Welke D-dimeertest is de beste om DVT of longembolie uit te sluiten?

Lemiengre M. , Vanhee L.

Minerva 2005 Vol 4 nummer 3 pagina 42 - 44


Uit deze meta-analyse blijkt dat de semi-kwantitatieve ELISA-test voor de bepaling van D-dimeren bij patiënten met een vermoeden van diepe venueze trombose of longembolie de beste D-dimeertest is om een DVT of longembolie uit te sluiten: een negatief testresultaat bij een patiënt met een lage voorkans is een voldoende sterk argument om de diagnose uit te sluiten.Wanneer men D-dimeren laat bepalen, is de semi-kwantitatieve ELISA-test dus de beste keuze.

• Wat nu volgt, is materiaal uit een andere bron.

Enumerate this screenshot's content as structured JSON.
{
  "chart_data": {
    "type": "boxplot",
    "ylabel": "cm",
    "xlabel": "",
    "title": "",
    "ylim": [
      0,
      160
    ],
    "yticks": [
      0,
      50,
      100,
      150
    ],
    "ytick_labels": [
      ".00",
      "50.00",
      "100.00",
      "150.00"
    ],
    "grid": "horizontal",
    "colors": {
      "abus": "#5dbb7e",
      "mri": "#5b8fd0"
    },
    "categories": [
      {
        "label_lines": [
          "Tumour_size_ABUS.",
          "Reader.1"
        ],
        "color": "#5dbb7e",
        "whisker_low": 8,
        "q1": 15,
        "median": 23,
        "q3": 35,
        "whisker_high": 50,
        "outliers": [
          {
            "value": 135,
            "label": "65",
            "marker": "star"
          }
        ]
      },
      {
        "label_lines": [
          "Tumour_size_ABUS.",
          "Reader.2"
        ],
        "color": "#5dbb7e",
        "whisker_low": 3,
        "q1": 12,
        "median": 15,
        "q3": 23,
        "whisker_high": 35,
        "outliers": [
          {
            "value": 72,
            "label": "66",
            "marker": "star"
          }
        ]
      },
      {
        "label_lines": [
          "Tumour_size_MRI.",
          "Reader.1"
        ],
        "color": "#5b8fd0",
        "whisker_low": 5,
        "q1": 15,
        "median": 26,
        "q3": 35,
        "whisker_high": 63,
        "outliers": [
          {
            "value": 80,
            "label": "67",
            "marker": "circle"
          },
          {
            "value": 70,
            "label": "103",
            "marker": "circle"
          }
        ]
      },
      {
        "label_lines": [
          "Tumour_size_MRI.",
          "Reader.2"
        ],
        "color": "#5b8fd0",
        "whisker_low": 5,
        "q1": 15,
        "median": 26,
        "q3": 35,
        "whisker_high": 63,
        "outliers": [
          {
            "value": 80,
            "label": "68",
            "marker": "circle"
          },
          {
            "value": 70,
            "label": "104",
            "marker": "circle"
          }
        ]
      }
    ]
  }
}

Screening van cervixkanker: dunnelaag, HPV of PAP?

Smeets F.

Minerva 2004 Vol 3 nummer 4 pagina 55 - 57


Deze studie toont aan dat screening van cervixkanker met behulp van dunnelaagcytologie minder betrouwbaar is dan met een klassiek Papanicolaou-uitstrijkje. Andere studies en een meta-analyse komen tot andere resultaten. Daarbij is er onvoldoende evidentie over de kosten en baten van de dunnelaagtechniek. De WVVH-aanbeveling voor cervixkankerscreening die het gebruik van de klassieke uitstrijktechniek aanbeveelt, blijft dan ook van kracht.